Quality of life considerations in cancer surgery US Medical PG Question 3: You conduct a medical research study to determine the screening efficacy of a novel serum marker for colon cancer. The study is divided into 2 subsets. In the first, there are 500 patients with colon cancer, of which 450 are found positive for the novel serum marker. In the second arm, there are 500 patients who do not have colon cancer, and only 10 are found positive for the novel serum marker. What is the overall sensitivity of this novel test?
- A. 450 / (450 + 10)
- B. 490 / (10 + 490)
- C. 490 / (50 + 490)
- D. 450 / (450 + 50) (Correct Answer)
- E. 490 / (450 + 490)
Quality of life considerations in cancer surgery Explanation: ***450 / (450 + 50)***
- **Sensitivity** is defined as the proportion of actual positive cases that are correctly identified by the test.
- In this study, there are **500 patients with colon cancer** (actual positives), and **450 of them tested positive** for the marker, while **50 tested negative** (500 - 450 = 50). Therefore, sensitivity = 450 / (450 + 50) = 450/500 = 0.9 or 90%.
*450 / (450 + 10)*
- This formula represents **Positive Predictive Value (PPV)**, which is the probability that a person with a positive test result actually has the disease.
- It incorrectly uses the total number of **test positives** in the denominator (450 true positives + 10 false positives) instead of the total number of diseased individuals, which is needed for sensitivity.
*490 / (10 + 490)*
- This is actually the correct formula for **specificity**, not sensitivity.
- Specificity = TN / (FP + TN) = 490 / (10 + 490) = 490/500 = 0.98 or 98%, which measures the proportion of actual negative cases correctly identified.
- The question asks for sensitivity, not specificity.
*490 / (50 + 490)*
- This formula incorrectly mixes **true negatives (490)** with **false negatives (50)** in an attempt to calculate specificity.
- The correct specificity formula should use false positives (10), not false negatives (50), in the denominator: 490 / (10 + 490).
*490 / (450 + 490)*
- This calculation incorrectly combines **true negatives (490)** and **true positives (450)** in the denominator, which does not correspond to any standard epidemiological measure.
- Neither sensitivity nor specificity uses both true positives and true negatives in the denominator.
Quality of life considerations in cancer surgery US Medical PG Question 4: A research group wants to assess the safety and toxicity profile of a new drug. A clinical trial is conducted with 20 volunteers to estimate the maximum tolerated dose and monitor the apparent toxicity of the drug.
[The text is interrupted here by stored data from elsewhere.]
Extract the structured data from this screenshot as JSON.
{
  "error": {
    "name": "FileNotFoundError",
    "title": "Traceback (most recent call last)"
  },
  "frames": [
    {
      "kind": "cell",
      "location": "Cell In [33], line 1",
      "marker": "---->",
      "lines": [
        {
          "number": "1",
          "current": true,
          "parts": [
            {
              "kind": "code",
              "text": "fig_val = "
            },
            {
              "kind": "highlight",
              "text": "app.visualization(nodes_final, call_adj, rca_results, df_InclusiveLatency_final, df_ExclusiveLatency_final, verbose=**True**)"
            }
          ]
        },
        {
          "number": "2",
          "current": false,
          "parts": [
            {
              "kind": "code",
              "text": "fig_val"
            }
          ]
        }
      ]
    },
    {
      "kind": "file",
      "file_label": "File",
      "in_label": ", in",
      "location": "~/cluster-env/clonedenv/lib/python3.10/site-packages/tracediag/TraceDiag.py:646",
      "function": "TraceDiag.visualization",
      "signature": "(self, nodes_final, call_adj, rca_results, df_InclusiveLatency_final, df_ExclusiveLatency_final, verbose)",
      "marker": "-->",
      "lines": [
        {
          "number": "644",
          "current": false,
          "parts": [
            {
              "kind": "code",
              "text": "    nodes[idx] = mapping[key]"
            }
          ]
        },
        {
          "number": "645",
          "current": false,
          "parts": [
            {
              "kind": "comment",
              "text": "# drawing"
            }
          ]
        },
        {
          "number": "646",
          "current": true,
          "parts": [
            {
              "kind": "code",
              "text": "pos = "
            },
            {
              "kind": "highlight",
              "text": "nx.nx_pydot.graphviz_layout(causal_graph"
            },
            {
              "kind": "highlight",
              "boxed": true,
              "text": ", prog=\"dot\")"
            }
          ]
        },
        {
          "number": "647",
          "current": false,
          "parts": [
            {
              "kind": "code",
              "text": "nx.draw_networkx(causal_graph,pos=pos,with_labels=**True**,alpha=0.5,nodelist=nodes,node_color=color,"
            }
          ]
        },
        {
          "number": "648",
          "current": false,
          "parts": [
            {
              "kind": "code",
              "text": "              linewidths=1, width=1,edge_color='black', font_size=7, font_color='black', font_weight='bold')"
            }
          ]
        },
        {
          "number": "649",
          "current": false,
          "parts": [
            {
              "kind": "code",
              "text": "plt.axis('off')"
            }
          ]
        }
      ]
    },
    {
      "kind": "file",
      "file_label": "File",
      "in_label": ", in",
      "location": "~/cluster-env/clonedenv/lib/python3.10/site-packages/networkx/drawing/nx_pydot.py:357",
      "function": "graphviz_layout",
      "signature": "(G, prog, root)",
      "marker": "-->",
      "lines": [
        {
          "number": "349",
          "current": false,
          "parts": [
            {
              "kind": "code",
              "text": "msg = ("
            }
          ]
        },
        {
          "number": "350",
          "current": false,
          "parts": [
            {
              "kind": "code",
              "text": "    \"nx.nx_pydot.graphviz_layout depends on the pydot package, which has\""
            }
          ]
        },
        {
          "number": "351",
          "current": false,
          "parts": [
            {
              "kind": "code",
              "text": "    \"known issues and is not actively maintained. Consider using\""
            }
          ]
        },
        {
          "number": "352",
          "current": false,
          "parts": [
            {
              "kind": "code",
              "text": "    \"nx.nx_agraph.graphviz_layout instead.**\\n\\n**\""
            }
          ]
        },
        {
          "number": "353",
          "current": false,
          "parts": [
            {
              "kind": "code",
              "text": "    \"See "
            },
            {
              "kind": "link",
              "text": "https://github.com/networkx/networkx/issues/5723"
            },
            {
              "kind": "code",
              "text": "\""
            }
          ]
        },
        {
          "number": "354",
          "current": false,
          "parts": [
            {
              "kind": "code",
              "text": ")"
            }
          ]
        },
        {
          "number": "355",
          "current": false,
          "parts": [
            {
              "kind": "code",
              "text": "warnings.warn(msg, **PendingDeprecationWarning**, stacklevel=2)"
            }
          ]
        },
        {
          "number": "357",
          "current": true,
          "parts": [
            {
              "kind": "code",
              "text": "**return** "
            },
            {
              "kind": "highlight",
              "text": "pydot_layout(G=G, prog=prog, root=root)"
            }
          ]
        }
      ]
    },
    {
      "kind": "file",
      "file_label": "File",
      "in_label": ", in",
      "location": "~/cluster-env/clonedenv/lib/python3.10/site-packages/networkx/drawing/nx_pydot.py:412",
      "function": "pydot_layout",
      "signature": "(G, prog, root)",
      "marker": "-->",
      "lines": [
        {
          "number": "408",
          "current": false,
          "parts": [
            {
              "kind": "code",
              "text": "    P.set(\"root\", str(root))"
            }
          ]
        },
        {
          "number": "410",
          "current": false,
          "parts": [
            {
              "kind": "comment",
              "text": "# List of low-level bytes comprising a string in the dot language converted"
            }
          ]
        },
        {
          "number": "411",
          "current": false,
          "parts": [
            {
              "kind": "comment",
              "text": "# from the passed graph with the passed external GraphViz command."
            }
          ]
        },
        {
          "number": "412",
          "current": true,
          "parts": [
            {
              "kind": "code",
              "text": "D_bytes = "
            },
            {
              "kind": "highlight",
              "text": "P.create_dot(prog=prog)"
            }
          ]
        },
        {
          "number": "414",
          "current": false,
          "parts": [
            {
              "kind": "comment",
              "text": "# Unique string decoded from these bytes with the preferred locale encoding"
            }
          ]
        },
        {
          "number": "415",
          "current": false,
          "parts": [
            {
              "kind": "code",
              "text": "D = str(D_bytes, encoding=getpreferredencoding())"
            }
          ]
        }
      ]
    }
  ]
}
The study design is best described as which of the following phases of a clinical trial?
- A. Phase 0
- B. Phase III
- C. Phase V
- D. Phase II
- E. Phase I (Correct Answer)
Quality of life considerations in cancer surgery Explanation: ***Phase I***
- **Phase I clinical trials** involve a small group of healthy volunteers (typically 20-100) to primarily assess **drug safety**, determine a safe dosage range, and identify side effects.
- The main goal is to establish the **maximum tolerated dose (MTD)** and evaluate the drug's pharmacokinetic and pharmacodynamic profiles.
*Phase 0*
- **Phase 0 trials** are exploratory studies conducted in a very small number of subjects (10-15) to gather preliminary data on a drug's **pharmacodynamics and pharmacokinetics** in humans.
- They involve microdoses, not intended to have therapeutic effects, and thus cannot determine toxicity or MTD.
*Phase III*
- **Phase III trials** are large-scale studies involving hundreds to thousands of patients to confirm the drug's **efficacy**, monitor side effects, compare it to standard treatments, and collect information that will allow the drug to be used safely.
- These trials are conducted after safety and initial efficacy have been established in earlier phases.
*Phase V*
- "Phase V" is not a standard, recognized phase in the traditional clinical trial classification (Phase 0, I, II, III, IV).
- This term might be used in some non-standard research contexts or for post-marketing studies that go beyond Phase IV surveillance, but it is not a formal phase for initial drug development.
*Phase II*
- **Phase II trials** involve several hundred patients with the condition the drug is intended to treat, focusing on **drug efficacy** and further evaluating safety.
- While safety is still monitored, the primary objective shifts to determining if the drug works for its intended purpose and at what dose.
Quality of life considerations in cancer surgery US Medical PG Question 5: A 68-year-old woman was recently diagnosed with pancreatic cancer. At what point should her physician initiate a discussion with her regarding advance directive planning?
- A. Once she enters hospice
- B. Now that she is ill, speaking about advance directives is no longer an option
- C. Only if her curative surgical and medical treatment fails
- D. Only if she initiates the conversation
- E. At this visit (Correct Answer)
Quality of life considerations in cancer surgery Explanation: ***At this visit***
- Advance care planning should ideally be initiated as soon as a **serious illness** like pancreatic cancer is diagnosed, while the patient still has the capacity to make informed decisions.
- This allows the patient to clearly state their **wishes** for future medical care and designate a **surrogate decision-maker**.
*Once she enters hospice*
- Delaying discussions until hospice care often means the patient's condition has significantly deteriorated, potentially impacting their ability to actively participate in **decision-making**.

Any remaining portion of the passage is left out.